Linear Regression

  • Linear regression refers to a statistical method used to understand the relationship between two continuous variables. One variable is considered to be an explanatory variable (often denoted by x), and the other is considered to be a dependent variable (often denoted by y).

  • The basic model of linear regression can be represented by the equation y = mx + c, where ‘y’ is the dependent variable, ‘x’ is the independent or explanatory variable, ‘m’ is the slope of the line (also known as the regression coefficient), and ‘c’ is the y-intercept.

  • The objective of regression is to find the ‘line of best fit’ that minimally deviates from the observed data points. This deviation is often quantified on the basis of the sum of the squares of the residuals (the difference between the actual and the predicted y values).

  • Understanding the slope is critical in linear regression as it represents the expected change in the dependent variable (y) for a one-unit change in the explanatory variable (x).

  • The y-intercept is the value of y when x = 0. It acts as a sort of ‘baseline’ value for the dependent variable when the independent variable is absent or zero.

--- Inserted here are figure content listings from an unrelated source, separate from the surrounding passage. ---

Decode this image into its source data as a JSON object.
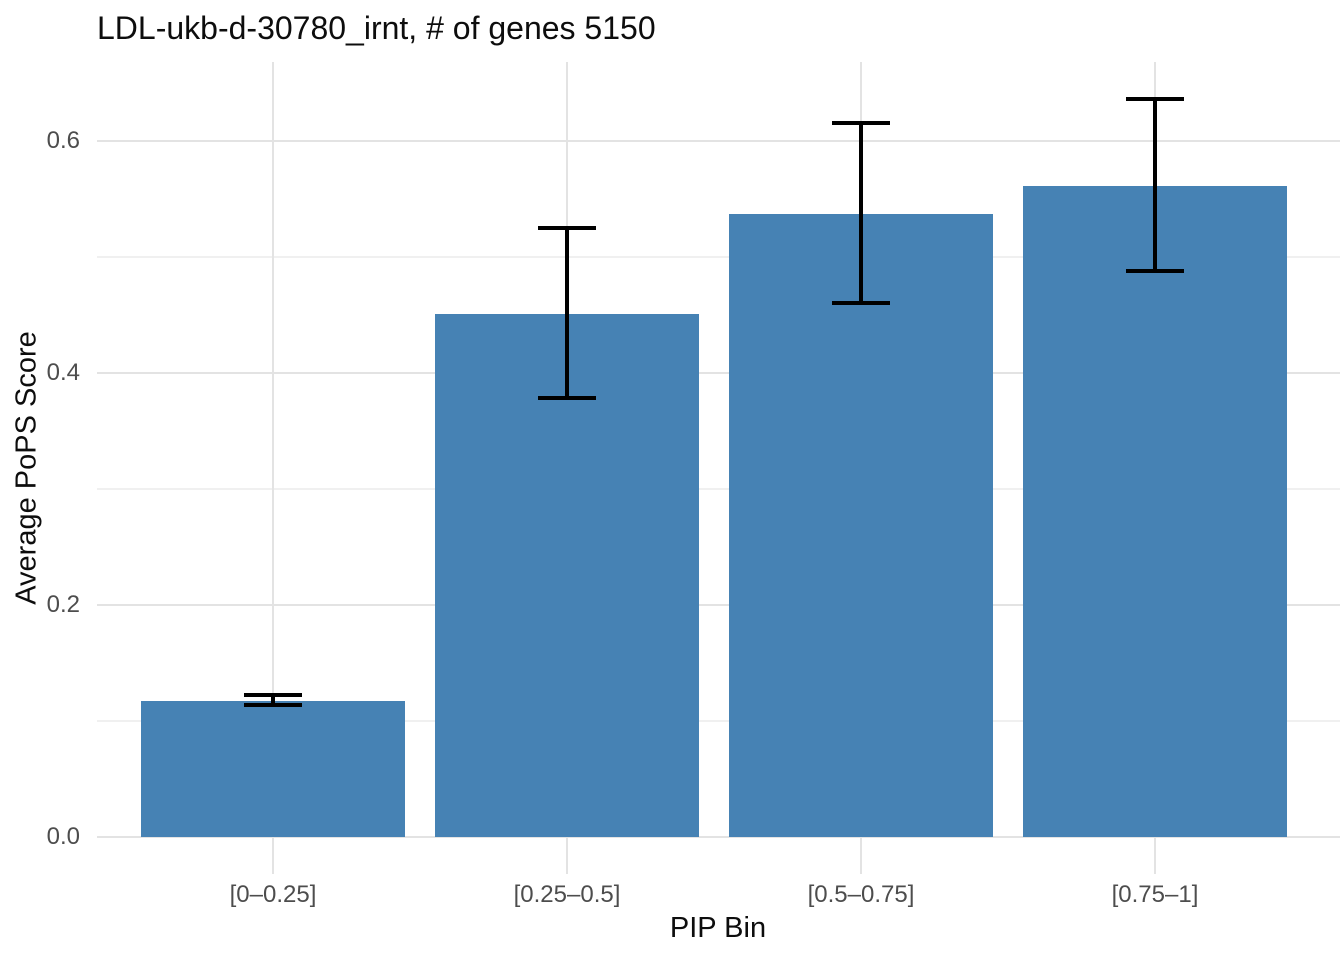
{
  "title": "LDL-ukb-d-30780_irnt, # of genes 5150",
  "chart_data": {
    "type": "bar",
    "title": "LDL-ukb-d-30780_irnt, # of genes 5150",
    "xlabel": "PIP Bin",
    "ylabel": "Average PoPS Score",
    "categories": [
      "[0–0.25]",
      "[0.25–0.5]",
      "[0.5–0.75]",
      "[0.75–1]"
    ],
    "values": [
      0.117,
      0.451,
      0.537,
      0.561
    ],
    "error_low": [
      0.114,
      0.378,
      0.46,
      0.488
    ],
    "error_high": [
      0.122,
      0.525,
      0.615,
      0.636
    ],
    "yticks": [
      0,
      0.2,
      0.4,
      0.6
    ],
    "ytick_labels": [
      "0.0",
      "0.2",
      "0.4",
      "0.6"
    ],
    "minor_yticks": [
      0.1,
      0.3,
      0.5
    ],
    "ylim": [
      -0.032,
      0.668
    ],
    "grid": true,
    "legend_position": "none",
    "colors": {
      "bar_fill": "#4682b4",
      "error_bar": "#000000",
      "grid_major": "#e3e3e3",
      "grid_minor": "#f0f0f0",
      "tick_label": "#4d4d4d",
      "text": "#0d0d0d",
      "background": "#ffffff"
    }
  }
}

  • Several assumptions underpin linear regression: linearity (relationship between x and y is linear), independence (observations are independent of each other), homoscedasticity (the variance of residual is the same for any value of x), normality (for any fixed value of x, y is normally distributed), and absence of multicollinearity (the independent variables are not too highly correlated with each other).

  • The coefficient of determination, denoted by R², is an important metric in linear regression. R² explains how much of the variability in the outcome can be explained by the independent variables in the model.

  • One may utilise the method of ‘least squares’ to calculate the line of best fit. This process minimises the sum of the squares of the residuals (vertical deviations from each data point to the line).

  • Linear regression can form the basis for predictive modelling, allowing for forecasting where a future data point may lie on the regression line based on the value of the independent variable.

  • Limitations of linear regression include its sensitivity to outlier values (a single outlier can significantly alter the line of best fit) and its inability to model complex, non-linear relationships between variables.

  • It is necessary to check the reliability of a calculated linear regression model using residual plots, normality checks, and checking for homoscedasticity. If these assumptions are violated, you may need to use transformations or non-linear regression models instead.

  • Understanding linear regression conceptually, as well as being able to calculate and interpret it, will be crucial in this component of the syllabus.